The pandemic’s economic impact will remain the focus of investors’ attention with a second wave of COVID-19 infections seemingly underway.

The US and eurozone final manufacturing and services purchasing managers’ indexes (PMI) for September, and services final PMI in the UK, will likely confirm the slowing in recovery indicated by the flash readings. Unlike most crises, COVID-19 has placed far greater strain on services, than manufacturing, with flash services data showing falls in the UK, US and eurozone. Meanwhile, manufacturing continues to grow.

August retail sales data will likely flag a stalling eurozone recovery. Sales rebounded in June to pre-pandemic levels, but July significantly underperformed with a 1.3% fall compared to expected growth of 1.5%. The latest data should show whether this was an anomaly or the start of a trend.

Thursday’s US initial jobless claims will be a focus for financial markets heading into November’s presidential election. These remain elevated from their pre-COVID levels and exclude people on the Pandemic Unemployment Assistance programme. Continued elevated initial claims suggest a stuttering labour market rehabilitation.

Friday’s UK August gross domestic product (GDP) estimate should hint at the pace of recovery. Monthly GDP grew by 6.6% in July, but has contracted by 11.7% year on year. While steady progress has been made, the economy still has a long way to go to recoup the losses of the pandemic.

Chart of the week

The struggling services sector

The latest leading eurozone indicators, published 23 September, highlight the challenge the northern hemisphere’s economies are likely to face in coming months in case of a sustained second COVID-19 wave.

The flash purchasing managers’ index (PMI), which surveys senior executives at private sector companies, shows that the manufacturing recovery is gaining more steam while services is back in contraction territory (see chart, a reading below/above 50 indicates a contraction/expansion in activity compared to last month).

Unlike most previous crises, the COVID-19 pandemic has hit services more than manufacturing. In a typical recession, manufacturing grinds to a halt while services sector is less impacted.

But the need for social distancing and reduced human interactions is harming the services sector much more than manufacturing, demand for goods having been less affected. This can be seen by April’s record fall in the eurozone services PMI. 

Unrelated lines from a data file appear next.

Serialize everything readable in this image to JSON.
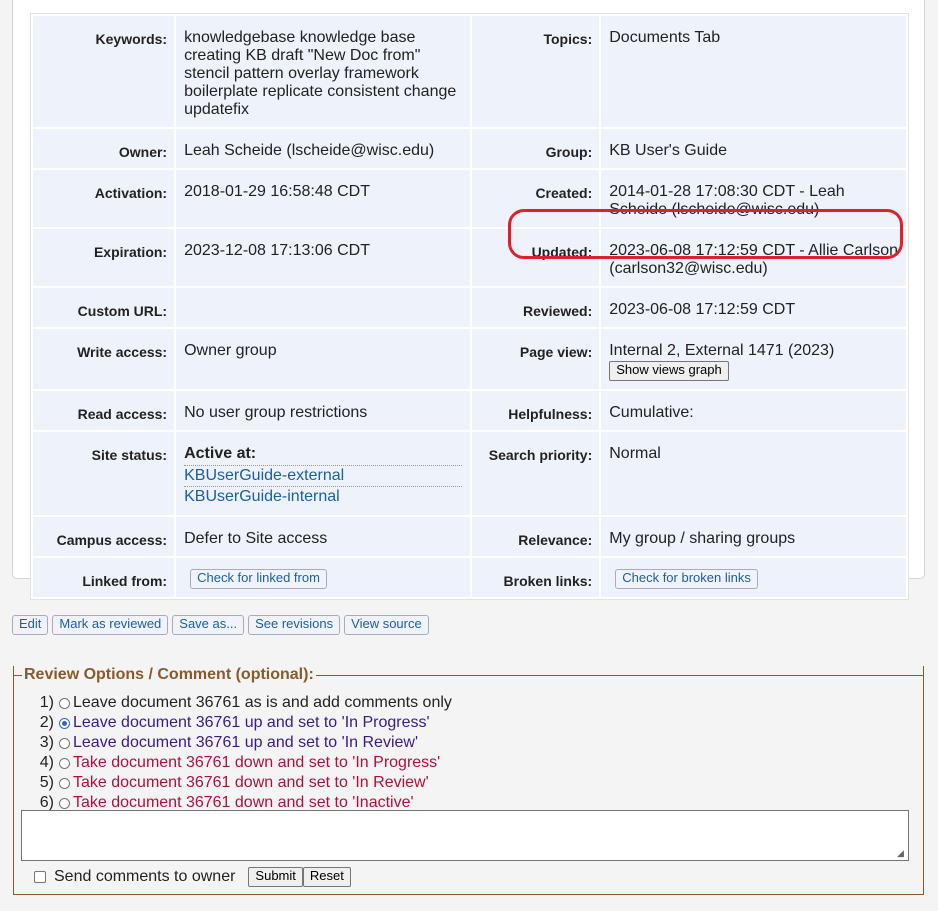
{
  "meta_rows": [
    {
      "l1": "Keywords:",
      "v1": "knowledgebase knowledge base creating KB draft \"New Doc from\" stencil pattern overlay framework boilerplate replicate consistent change updatefix",
      "l2": "Topics:",
      "v2": "Documents Tab"
    },
    {
      "l1": "Owner:",
      "v1": "Leah Scheide (lscheide@wisc.edu)",
      "l2": "Group:",
      "v2": "KB User's Guide"
    },
    {
      "l1": "Activation:",
      "v1": "2018-01-29 16:58:48 CDT",
      "l2": "Created:",
      "v2": "2014-01-28 17:08:30 CDT - Leah Scheide (lscheide@wisc.edu)"
    },
    {
      "l1": "Expiration:",
      "v1": "2023-12-08 17:13:06 CDT",
      "l2": "Updated:",
      "v2": "2023-06-08 17:12:59 CDT - Allie Carlson (carlson32@wisc.edu)"
    },
    {
      "l1": "Custom URL:",
      "v1": "",
      "l2": "Reviewed:",
      "v2": "2023-06-08 17:12:59 CDT"
    },
    {
      "l1": "Write access:",
      "v1": "Owner group",
      "l2": "Page view:",
      "v2": "Internal 2, External 1471 (2023)",
      "btn2": "Show views graph"
    },
    {
      "l1": "Read access:",
      "v1": "No user group restrictions",
      "l2": "Helpfulness:",
      "v2": "Cumulative:"
    },
    {
      "l1": "Site status:",
      "v1": "Active at:",
      "sites": [
        "KBUserGuide-external",
        "KBUserGuide-internal"
      ],
      "l2": "Search priority:",
      "v2": "Normal"
    },
    {
      "l1": "Campus access:",
      "v1": "Defer to Site access",
      "l2": "Relevance:",
      "v2": "My group / sharing groups"
    },
    {
      "l1": "Linked from:",
      "btn1": "Check for linked from",
      "l2": "Broken links:",
      "btn2": "Check for broken links"
    }
  ],
  "actions": [
    "Edit",
    "Mark as reviewed",
    "Save as...",
    "See revisions",
    "View source"
  ],
  "review": {
    "legend": "Review Options / Comment (optional):",
    "options": [
      {
        "num": "1)",
        "text": "Leave document 36761 as is and add comments only",
        "color": "#222222",
        "checked": false
      },
      {
        "num": "2)",
        "text": "Leave document 36761 up and set to 'In Progress'",
        "color": "#3b1a8c",
        "checked": true
      },
      {
        "num": "3)",
        "text": "Leave document 36761 up and set to 'In Review'",
        "color": "#3b1a8c",
        "checked": false
      },
      {
        "num": "4)",
        "text": "Take document 36761 down and set to 'In Progress'",
        "color": "#b0103a",
        "checked": false
      },
      {
        "num": "5)",
        "text": "Take document 36761 down and set to 'In Review'",
        "color": "#b0103a",
        "checked": false
      },
      {
        "num": "6)",
        "text": "Take document 36761 down and set to 'Inactive'",
        "color": "#b0103a",
        "checked": false
      }
    ],
    "send_label": "Send comments to owner",
    "submit_label": "Submit",
    "reset_label": "Reset"
  }
}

The original bounce in services’ activity is now hitting a wall as the number of COVID-19 cases is steadily rising in Europe. This has resulted in renewed constraining measures to try and slow the spread of the virus. But that comes at an economic cost, as the services sector is labour-heavy.

Chart of the week

In Europe, furlough schemes have so far mitigated the impact of the pandemic on the employment market. However, a prolonged period of restrictive measures could ultimately lead to higher unemployment and/or a worsening fiscal position for governments. And the latest setback in the flash services PMI does not yet reflect the additional containment measures introduced by some countries in recent days to reduce the spread of the virus. The management of this second wave of COVID-19 cases is likely to create uncertainty for financial markets.